Teenagers who have a balanced social control utilize privileges such as access to mobile devices for normal uses such as friendly conversations with their friends through calls, text and social media, playing games and using the internet to access useful information. They communicate with their peers on useful issues such as academics, sports and mutual friendships that result in personal development. Instead of utilizing the two factors for these beneficial uses, Lionel and Tim decided to combine the two factors and use them for committing an offence.

This theory prepones that individuals have different control ratios depending on the power others have over them and vice-versa. Criminal conduct is caused by variations in the controls that people have over themselves and others (Paternoster & Bachman, 2001). In Tim and Lionel’s scenario, there are two major factors that gave them control over the others: the ownership of the devices and ability to convince their schoolmates to send nude photos. Many children around the country have access to these two factors. However, very few have the thought of using them to gain control of others and utilize them for negative actions such as child pornography.

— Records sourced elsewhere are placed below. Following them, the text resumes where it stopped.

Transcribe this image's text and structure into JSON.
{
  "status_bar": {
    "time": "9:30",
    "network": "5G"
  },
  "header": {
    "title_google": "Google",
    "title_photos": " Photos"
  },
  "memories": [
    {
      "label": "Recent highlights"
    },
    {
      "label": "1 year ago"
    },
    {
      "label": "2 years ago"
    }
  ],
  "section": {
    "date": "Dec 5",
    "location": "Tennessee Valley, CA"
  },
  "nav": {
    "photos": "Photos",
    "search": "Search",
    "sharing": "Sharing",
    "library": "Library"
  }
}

Tim and Lionel’s case is a good example of control surplus. The ability of the individuals to get in contact with their schoolmates and convince them is misused to spread moral and cultural decline. This is one of the most serious cases that may result from a control surplus. Decadence may spread in the society to unprecedented levels when the peers of the perpetrator realize that they can also misuses their real or perceived power over others.

Comparison and Contrast of the Theories

Control balance theory is more compelling than the feminist theory. According to the low self-control theory, deviant behaviour exhibited in the case resulted from the perceived control surplus of Tim and Lionel. The feminist theory points to the power imbalance between the male and female gender. Control balance theory can be used to integrate factors such as labelling, social learning, rational learning and control theories to explain the role that other stakeholders such as parents, school and the society played in this scenario.

Empirical Validity

Control balance theory is empirically valid. It describes the various attributes of the delinquents that can be tested to prove how they came to perceive themselves as having more power over their schoolmates. One of the weaknesses of this theory is provision of six categories of criminal activities. Crime is a wide and dynamic phenomenon that may not necessarily fit into these categories.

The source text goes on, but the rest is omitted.